La place des opinions minoritaires et dissidentes
La recherche scientifique progresse souvent par rupture et il n’est pas rare que les auteurs d’une découverte aient été, pour un temps, les tenants d’une opinion minoritaire. S’il est essentiel de faire place aux avis dissidents, une position dissidente n’est évidemment pas une garantie d’exactitude, et chaque scientifique minoritaire n’est pas Galilée……La résolution de cette difficulté se trouve dans la double nature des questions soumises à l’expertise, qui touchent à la fois au fond (la plausibilité de l’hypothèse de risque) et à la méthode (la rigueur des observations qui conduisent à formuler l’hypothèse). Une opinion minoritaire appuyée sur une démarche majoritairement reconnue comme valable doit être retenue. En revanche, une opinion minoritaire fondée sur une démarche non majoritairement acceptée sera sujette à caution . En d’autres termes, au plan de l’expertise scientifique comme des autres procédures de la précaution, la rigueur méthodologique devient une valeur dominante qui peut, et doit être, majoritairement attestée.

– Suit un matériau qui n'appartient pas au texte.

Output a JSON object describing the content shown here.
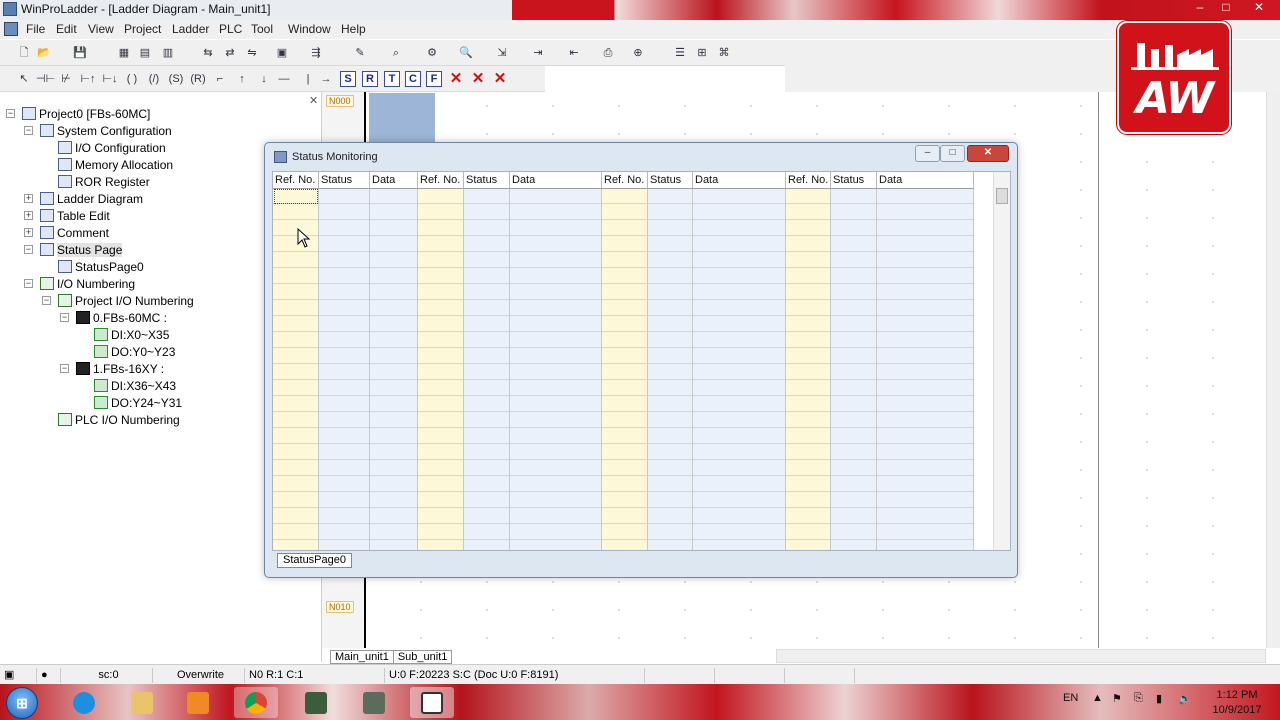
{
  "window": {
    "title": "WinProLadder - [Ladder Diagram - Main_unit1]",
    "min": "–",
    "max": "□",
    "close": "✕"
  },
  "menu": [
    "File",
    "Edit",
    "View",
    "Project",
    "Ladder",
    "PLC",
    "Tool",
    "Window",
    "Help"
  ],
  "toolbar2_letters": [
    "S",
    "R",
    "T",
    "C",
    "F"
  ],
  "tree": {
    "close": "✕",
    "nodes": [
      {
        "label": "Project0 [FBs-60MC]",
        "icon": "project-icon"
      },
      {
        "label": "System Configuration",
        "icon": "config-icon"
      },
      {
        "label": "I/O Configuration",
        "icon": "io-config-icon"
      },
      {
        "label": "Memory Allocation",
        "icon": "memory-icon"
      },
      {
        "label": "ROR Register",
        "icon": "register-icon"
      },
      {
        "label": "Ladder Diagram",
        "icon": "ladder-icon"
      },
      {
        "label": "Table Edit",
        "icon": "table-icon"
      },
      {
        "label": "Comment",
        "icon": "comment-icon"
      },
      {
        "label": "Status Page",
        "icon": "status-page-icon"
      },
      {
        "label": "StatusPage0",
        "icon": "page-icon"
      },
      {
        "label": "I/O Numbering",
        "icon": "io-numbering-icon"
      },
      {
        "label": "Project I/O Numbering",
        "icon": "io-numbering-icon"
      },
      {
        "label": "0.FBs-60MC :",
        "icon": "plc-module-icon"
      },
      {
        "label": "DI:X0~X35",
        "icon": "digital-input-icon"
      },
      {
        "label": "DO:Y0~Y23",
        "icon": "digital-output-icon"
      },
      {
        "label": "1.FBs-16XY :",
        "icon": "plc-module-icon"
      },
      {
        "label": "DI:X36~X43",
        "icon": "digital-input-icon"
      },
      {
        "label": "DO:Y24~Y31",
        "icon": "digital-output-icon"
      },
      {
        "label": "PLC I/O Numbering",
        "icon": "io-numbering-icon"
      }
    ]
  },
  "editor": {
    "rung_top": "N000",
    "rung_bottom": "N010",
    "tabs": [
      "Main_unit1",
      "Sub_unit1"
    ]
  },
  "dialog": {
    "title": "Status Monitoring",
    "columns": [
      "Ref. No.",
      "Status",
      "Data",
      "Ref. No.",
      "Status",
      "Data",
      "Ref. No.",
      "Status",
      "Data",
      "Ref. No.",
      "Status",
      "Data"
    ],
    "sheet_tab": "StatusPage0"
  },
  "statusbar": {
    "connection": "sc:0",
    "mode": "Overwrite",
    "position": "N0 R:1 C:1",
    "memory": "U:0 F:20223 S:C (Doc U:0 F:8191)"
  },
  "logo": {
    "text": "AW"
  },
  "taskbar": {
    "apps": [
      "windows-start",
      "internet-explorer",
      "file-explorer",
      "media-player",
      "chrome",
      "app-1",
      "app-2",
      "winproladder"
    ],
    "lang": "EN",
    "time": "1:12 PM",
    "date": "10/9/2017"
  },
  "colors": {
    "accent_red": "#c9141d",
    "ref_col": "#fdf9d8",
    "data_col": "#eaf1fb",
    "selection": "#9db5d6"
  }
}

Les conditions de l’expertise afsse
Les conditions de l’expertise de l’AFSSE sur les champs électromagnétiques n’ont manifestement pas respecté les critères évoqués par le rapport Kourilsky-Viney. On notera d’ailleurs que dans la liste des principes énoncés par l’AFFSE dans son avis, il n’est pas fait mention du principe d’expertise contradictoire.
L’AFSSE énonce que le choix des experts s’est fait en fonction des publications scientifiques. Manifestement ce critère n’a pas été appliqué à tout le monde.
La commande de la DGS (lettre du 12/11/02 disponible sur le site AFSSE) était pourtant claire :
« Nous vous demandons de faire le point sur :
l’état des connaissances scientifiques….
les programmes d’études et de recherches initiés en France et au plan international sur le sujet dans le but de déterminer si des travaux majeurs sont en cours ou en voie d’être publiés prochainement, qui pourraient conduire à prévoir un nouveau travail de synthèse au cours des années à venir, et dans le but d’identifier les domaines de recherche qui seraient insuffisamment couverts... »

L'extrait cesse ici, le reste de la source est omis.